In response to someone else's previous reply, OBloodyHell said:
> Poor Boomer: a more efficient way would be direct transfer (welfare) or if you actually wanted to do something about it you could look at the education side of it.
The socialist "negative income tax".
Not a fan of it, but it would be far better, especially if tied to educational programs, than a minimum wage is.
It would also make the cost of the program more visible.
As I understand the negative income tax, it contained no provisions for earned income. The Earned Income Tax Credit addressed earned income, subsidizing earned income but not - as does the negative income tax - unearned income.

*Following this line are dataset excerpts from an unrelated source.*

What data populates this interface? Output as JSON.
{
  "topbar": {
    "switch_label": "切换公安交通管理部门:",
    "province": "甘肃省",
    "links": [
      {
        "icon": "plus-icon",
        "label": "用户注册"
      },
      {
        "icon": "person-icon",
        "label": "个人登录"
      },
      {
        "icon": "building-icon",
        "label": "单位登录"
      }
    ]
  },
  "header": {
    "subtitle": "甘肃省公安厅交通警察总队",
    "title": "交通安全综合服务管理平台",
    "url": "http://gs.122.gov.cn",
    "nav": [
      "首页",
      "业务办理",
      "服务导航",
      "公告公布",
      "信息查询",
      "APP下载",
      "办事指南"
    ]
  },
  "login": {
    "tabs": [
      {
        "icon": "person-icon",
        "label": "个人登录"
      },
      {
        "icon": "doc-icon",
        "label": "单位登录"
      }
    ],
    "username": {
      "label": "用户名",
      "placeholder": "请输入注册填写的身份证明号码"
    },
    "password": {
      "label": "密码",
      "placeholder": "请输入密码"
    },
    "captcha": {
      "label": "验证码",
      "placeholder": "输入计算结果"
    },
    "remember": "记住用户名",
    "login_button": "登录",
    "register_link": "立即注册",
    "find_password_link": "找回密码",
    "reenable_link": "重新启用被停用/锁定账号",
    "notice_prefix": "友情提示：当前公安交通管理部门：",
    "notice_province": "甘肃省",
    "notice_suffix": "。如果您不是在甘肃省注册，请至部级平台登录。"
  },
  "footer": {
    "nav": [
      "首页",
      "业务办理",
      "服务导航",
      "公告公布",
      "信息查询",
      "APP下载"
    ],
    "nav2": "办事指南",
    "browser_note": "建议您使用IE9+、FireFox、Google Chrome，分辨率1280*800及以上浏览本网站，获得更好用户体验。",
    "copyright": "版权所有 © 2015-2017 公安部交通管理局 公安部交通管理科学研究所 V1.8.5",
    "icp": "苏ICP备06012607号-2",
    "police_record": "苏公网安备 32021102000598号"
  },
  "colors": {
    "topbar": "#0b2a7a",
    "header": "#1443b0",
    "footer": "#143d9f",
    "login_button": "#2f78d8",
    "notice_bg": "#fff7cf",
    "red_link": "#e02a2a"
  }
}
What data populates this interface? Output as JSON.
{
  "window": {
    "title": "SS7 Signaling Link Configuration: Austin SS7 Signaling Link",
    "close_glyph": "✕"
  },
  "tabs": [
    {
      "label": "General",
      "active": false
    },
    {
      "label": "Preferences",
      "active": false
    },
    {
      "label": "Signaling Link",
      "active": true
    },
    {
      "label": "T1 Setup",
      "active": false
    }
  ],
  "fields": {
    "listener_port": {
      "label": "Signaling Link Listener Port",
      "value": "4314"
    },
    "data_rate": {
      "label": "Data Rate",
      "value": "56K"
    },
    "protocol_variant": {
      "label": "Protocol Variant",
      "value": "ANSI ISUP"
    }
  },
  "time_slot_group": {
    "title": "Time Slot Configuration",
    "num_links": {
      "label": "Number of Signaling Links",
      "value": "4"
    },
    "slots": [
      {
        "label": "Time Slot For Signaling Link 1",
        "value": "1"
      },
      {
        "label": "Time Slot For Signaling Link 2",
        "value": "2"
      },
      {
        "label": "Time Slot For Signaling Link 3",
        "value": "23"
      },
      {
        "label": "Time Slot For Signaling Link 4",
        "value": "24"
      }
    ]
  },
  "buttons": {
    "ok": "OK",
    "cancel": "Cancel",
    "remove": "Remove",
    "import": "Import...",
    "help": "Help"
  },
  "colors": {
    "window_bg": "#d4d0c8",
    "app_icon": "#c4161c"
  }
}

So I think we can agree that some variety of EITC is preferable to a negative income tax.
Bloody hell!
You guys are extremely WARPED!! You think welfare, especially fine tuned with TONS of government bureaucracy, trusting GOVERNMENT to put the money into the right places is an ALTERNATIVE to a very simple and direct limit to the natural exploitation of business practice?
ALL wages are dependent on the minimum wage, adding on allowance for education and experience! All jobs are dependent on the spending of customers, some who actually make minimum wage. All employment would be negatively impacted by a reduction (let alone a removal) of the minimum wage.
The stagflation of the 80s came about when inflation had eroded the buying power of the public, and reduced the effect of minimum wage in real terms. THAT is what your stupid propaganda is pushing for... serious injury to the American economy! Sometimes I wish stupidity could be outlawed.
We need to eliminate the minimum wage laws and replace it with a livable wage. Then the spending would trickle up because of the additional spending. The high salary people tend to just invest their money in financial instruments. People with money can only buy so many luxuries such as yacths, planes, vacation homes, and jewelry. That type of spending doesn't tend to stimulate the economy because of the lack of scale.